All of us are children, whether we are just eight or eighty-one, where our heavenly Father is concerned. And very often we ask for the wrong things. just like the child, we think we are good judges; but there is another who judges differently, who sees farther ahead, and withholds what our childish hands reach out for so eagerly. Only love can explain the refusal. Of this we must be absolutely convinced. "I have many things to tell you," Our Lord said on one occasion, "but you cannot bear them now." The words have an application here. One of the joys of heaven will be the clear recognition of our heavenly Father's solicitude as evidenced by His refusal despite all our requests to give us what we were asking.
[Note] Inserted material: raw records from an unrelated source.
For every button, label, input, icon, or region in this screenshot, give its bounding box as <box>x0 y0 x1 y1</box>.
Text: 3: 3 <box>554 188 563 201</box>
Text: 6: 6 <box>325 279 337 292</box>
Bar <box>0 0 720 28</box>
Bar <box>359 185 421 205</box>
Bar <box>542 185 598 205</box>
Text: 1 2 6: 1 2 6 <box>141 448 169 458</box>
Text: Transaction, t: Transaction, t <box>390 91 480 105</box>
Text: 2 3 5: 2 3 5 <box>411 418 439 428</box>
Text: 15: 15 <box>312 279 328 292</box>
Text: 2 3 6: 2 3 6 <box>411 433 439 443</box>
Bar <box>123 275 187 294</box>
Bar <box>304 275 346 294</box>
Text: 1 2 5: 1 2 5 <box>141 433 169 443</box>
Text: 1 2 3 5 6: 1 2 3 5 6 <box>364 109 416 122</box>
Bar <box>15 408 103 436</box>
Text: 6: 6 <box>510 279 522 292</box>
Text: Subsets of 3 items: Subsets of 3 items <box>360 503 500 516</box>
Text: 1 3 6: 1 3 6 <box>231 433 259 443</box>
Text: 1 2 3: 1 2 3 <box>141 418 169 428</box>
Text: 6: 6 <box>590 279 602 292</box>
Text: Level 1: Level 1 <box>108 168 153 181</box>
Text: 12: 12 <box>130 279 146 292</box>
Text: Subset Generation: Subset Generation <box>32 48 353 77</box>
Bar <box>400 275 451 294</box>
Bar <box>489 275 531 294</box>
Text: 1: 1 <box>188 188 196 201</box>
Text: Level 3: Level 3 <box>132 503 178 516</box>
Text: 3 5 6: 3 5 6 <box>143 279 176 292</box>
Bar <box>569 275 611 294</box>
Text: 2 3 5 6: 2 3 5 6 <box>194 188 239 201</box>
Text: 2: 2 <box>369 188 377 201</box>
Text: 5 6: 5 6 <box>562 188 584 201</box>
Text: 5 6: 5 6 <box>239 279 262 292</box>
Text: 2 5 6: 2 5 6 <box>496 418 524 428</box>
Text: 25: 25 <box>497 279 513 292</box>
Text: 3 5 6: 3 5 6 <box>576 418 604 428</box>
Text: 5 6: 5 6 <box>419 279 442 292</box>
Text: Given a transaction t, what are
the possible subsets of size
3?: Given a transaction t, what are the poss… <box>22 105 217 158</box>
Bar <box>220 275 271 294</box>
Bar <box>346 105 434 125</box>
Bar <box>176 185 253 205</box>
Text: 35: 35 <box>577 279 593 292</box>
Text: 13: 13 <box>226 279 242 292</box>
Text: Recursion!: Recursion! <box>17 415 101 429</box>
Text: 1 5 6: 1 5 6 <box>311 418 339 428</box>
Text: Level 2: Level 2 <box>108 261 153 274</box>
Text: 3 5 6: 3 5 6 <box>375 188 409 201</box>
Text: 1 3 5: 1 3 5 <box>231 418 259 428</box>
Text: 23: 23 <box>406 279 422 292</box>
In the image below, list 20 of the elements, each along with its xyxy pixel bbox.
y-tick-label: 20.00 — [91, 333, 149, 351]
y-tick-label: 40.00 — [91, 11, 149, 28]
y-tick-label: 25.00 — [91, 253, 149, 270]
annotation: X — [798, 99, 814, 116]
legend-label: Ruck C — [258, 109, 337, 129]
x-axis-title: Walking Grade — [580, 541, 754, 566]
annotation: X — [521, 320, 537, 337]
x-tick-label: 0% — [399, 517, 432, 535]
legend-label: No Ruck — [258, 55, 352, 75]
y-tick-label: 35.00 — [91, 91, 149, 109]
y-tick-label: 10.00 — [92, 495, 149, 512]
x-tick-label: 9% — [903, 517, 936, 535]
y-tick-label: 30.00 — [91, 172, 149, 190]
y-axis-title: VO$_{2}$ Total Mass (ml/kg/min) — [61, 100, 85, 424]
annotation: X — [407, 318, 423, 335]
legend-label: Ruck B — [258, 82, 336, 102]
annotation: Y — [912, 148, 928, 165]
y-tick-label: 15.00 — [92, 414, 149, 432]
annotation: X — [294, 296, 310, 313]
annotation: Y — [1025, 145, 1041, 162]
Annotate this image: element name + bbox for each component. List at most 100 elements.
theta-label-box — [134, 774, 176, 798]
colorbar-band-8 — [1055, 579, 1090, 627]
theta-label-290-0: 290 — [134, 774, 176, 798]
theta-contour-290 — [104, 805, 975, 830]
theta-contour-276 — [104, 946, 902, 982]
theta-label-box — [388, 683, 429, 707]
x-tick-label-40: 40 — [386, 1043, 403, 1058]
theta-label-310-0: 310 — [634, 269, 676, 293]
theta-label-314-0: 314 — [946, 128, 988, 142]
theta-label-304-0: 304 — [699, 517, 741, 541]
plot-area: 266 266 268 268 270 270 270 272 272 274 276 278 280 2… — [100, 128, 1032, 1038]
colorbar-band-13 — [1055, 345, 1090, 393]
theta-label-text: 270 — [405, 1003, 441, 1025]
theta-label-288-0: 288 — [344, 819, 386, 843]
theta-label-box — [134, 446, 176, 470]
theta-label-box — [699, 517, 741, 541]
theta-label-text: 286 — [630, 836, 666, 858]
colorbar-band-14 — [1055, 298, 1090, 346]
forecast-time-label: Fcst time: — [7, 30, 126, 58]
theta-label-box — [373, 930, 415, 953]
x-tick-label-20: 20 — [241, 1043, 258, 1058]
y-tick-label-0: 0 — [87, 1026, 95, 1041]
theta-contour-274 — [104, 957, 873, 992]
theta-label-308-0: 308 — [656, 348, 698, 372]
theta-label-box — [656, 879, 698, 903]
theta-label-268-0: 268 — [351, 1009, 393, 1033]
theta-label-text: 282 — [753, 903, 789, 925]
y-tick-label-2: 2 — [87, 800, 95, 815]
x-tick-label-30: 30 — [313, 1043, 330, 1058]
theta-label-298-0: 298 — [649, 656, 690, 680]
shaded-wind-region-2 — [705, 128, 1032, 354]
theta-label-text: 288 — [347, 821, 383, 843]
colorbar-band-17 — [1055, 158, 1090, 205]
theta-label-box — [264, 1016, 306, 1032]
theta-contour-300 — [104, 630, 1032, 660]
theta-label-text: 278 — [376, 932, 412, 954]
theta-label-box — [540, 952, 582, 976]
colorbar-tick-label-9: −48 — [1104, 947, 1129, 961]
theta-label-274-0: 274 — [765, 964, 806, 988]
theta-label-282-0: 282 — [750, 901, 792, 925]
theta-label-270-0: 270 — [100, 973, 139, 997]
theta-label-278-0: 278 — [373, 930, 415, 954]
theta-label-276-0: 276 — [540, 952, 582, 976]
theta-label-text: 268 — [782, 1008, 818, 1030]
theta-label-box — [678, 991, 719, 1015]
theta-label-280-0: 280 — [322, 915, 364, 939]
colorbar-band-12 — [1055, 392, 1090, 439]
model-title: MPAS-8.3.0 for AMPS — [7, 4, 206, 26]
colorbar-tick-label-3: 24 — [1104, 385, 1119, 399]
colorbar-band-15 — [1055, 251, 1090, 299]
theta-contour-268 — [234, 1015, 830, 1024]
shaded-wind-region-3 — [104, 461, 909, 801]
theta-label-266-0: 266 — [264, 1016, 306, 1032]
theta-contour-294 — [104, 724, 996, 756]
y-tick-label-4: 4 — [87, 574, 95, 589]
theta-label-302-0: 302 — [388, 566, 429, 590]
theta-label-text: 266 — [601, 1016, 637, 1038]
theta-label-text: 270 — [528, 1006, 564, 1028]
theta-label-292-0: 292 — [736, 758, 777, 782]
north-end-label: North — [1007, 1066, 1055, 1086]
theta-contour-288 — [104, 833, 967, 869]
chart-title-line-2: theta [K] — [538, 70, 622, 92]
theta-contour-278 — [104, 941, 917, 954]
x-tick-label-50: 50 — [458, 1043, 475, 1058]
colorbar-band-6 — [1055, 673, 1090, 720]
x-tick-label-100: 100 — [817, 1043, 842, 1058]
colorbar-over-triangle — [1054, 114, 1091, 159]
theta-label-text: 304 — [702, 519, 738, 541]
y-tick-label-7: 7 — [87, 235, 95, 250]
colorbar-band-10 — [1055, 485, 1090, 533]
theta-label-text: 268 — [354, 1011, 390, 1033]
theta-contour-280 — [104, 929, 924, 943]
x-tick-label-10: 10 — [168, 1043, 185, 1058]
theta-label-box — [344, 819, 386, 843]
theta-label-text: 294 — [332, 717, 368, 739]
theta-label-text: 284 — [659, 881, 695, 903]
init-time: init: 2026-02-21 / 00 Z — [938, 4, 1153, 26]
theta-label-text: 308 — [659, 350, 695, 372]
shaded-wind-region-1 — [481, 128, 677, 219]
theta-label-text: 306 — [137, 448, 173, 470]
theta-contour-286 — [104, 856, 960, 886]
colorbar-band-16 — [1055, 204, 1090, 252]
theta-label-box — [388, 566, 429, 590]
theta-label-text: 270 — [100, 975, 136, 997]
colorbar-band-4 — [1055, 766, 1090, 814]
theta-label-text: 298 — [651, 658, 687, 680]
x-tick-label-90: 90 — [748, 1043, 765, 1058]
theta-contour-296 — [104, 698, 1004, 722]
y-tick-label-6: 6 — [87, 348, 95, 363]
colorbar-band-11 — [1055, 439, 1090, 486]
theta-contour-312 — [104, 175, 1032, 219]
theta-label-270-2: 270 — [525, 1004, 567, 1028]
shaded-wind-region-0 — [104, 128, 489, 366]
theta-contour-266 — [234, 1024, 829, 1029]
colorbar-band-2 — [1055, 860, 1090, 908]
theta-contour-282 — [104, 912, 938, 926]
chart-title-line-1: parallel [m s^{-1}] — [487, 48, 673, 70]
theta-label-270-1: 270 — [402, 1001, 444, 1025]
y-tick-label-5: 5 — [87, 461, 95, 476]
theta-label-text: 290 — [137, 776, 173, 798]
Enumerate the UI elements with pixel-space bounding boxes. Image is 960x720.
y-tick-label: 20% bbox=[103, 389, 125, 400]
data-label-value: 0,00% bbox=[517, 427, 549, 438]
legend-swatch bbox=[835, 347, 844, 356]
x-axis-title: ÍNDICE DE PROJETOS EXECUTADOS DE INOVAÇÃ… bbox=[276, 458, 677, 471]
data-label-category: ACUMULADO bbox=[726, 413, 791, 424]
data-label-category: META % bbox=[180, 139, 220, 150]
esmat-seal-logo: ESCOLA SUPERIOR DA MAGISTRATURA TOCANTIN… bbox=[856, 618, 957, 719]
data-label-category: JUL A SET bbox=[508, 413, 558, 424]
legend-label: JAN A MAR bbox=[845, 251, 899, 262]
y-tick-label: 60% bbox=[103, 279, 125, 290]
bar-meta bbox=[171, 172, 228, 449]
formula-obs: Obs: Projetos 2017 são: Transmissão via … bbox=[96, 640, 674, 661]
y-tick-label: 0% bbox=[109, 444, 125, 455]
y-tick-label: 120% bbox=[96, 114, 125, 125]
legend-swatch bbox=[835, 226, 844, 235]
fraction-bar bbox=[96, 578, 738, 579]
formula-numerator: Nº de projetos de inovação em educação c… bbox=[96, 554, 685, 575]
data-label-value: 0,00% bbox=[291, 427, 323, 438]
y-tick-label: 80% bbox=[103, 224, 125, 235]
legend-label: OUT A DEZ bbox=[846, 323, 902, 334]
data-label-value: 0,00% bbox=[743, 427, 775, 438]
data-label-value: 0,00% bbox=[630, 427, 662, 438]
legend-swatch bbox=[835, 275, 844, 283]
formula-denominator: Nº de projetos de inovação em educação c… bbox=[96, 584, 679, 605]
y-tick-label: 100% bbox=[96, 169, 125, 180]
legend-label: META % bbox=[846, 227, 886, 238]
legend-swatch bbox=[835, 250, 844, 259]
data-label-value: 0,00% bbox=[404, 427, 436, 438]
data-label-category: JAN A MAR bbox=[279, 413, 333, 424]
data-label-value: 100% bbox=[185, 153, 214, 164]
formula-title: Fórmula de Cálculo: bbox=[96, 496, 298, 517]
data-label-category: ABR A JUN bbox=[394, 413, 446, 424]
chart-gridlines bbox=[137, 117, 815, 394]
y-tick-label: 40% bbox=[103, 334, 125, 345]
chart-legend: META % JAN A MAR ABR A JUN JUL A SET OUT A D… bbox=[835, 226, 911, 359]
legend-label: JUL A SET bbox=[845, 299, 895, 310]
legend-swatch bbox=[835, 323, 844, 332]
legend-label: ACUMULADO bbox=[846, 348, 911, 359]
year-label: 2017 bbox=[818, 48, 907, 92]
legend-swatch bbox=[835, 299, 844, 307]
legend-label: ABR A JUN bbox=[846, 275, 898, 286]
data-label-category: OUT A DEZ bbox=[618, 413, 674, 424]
We ask "in His name" when our every petition is subordinated to the divine Will. Here is a chance of making a tremendous act of confidence. It would be easy to acquiesce in the divine refusal if God first of all led us by the hand and showed us the implications of our petitions. We would then at once abandon them, seeing that they are injurious to our true interests. But it is, above all, when we accept the divine response without seeing why God refuses that our prayer rings true and abounds in merit.
There are certain prayers which cannot be otherwise than acceptable to God. A man is a victim of violent and persistent temptation to drink or impurity or injustice. It is beyond question that God is willing to help him here. This man must do his own part, indeed, and the struggle may be prolonged and call for many a sacrifice. But it is most true that every man, whatever be his past record of sin, whatever be the number of broken promises in the past, even though he may have led others too, and many of them, into grievous sin, can yet, through God's grace make a complete recovery. God will, unquestionably, give grace sufficient to Me, never again, from this moment here at my priedieu till I die, to sin mortally.
Jesus, tell me what to ask and how to ask, for I am ignorant of what is good for me. Jesus, I know I can ask with confidence, relying on Your promise. Jesus, I need virtue to withstand the onslaughts of the world, steeped as it is in a false philosophy. Protect me from contagion; this request, I know, can be made without qualification.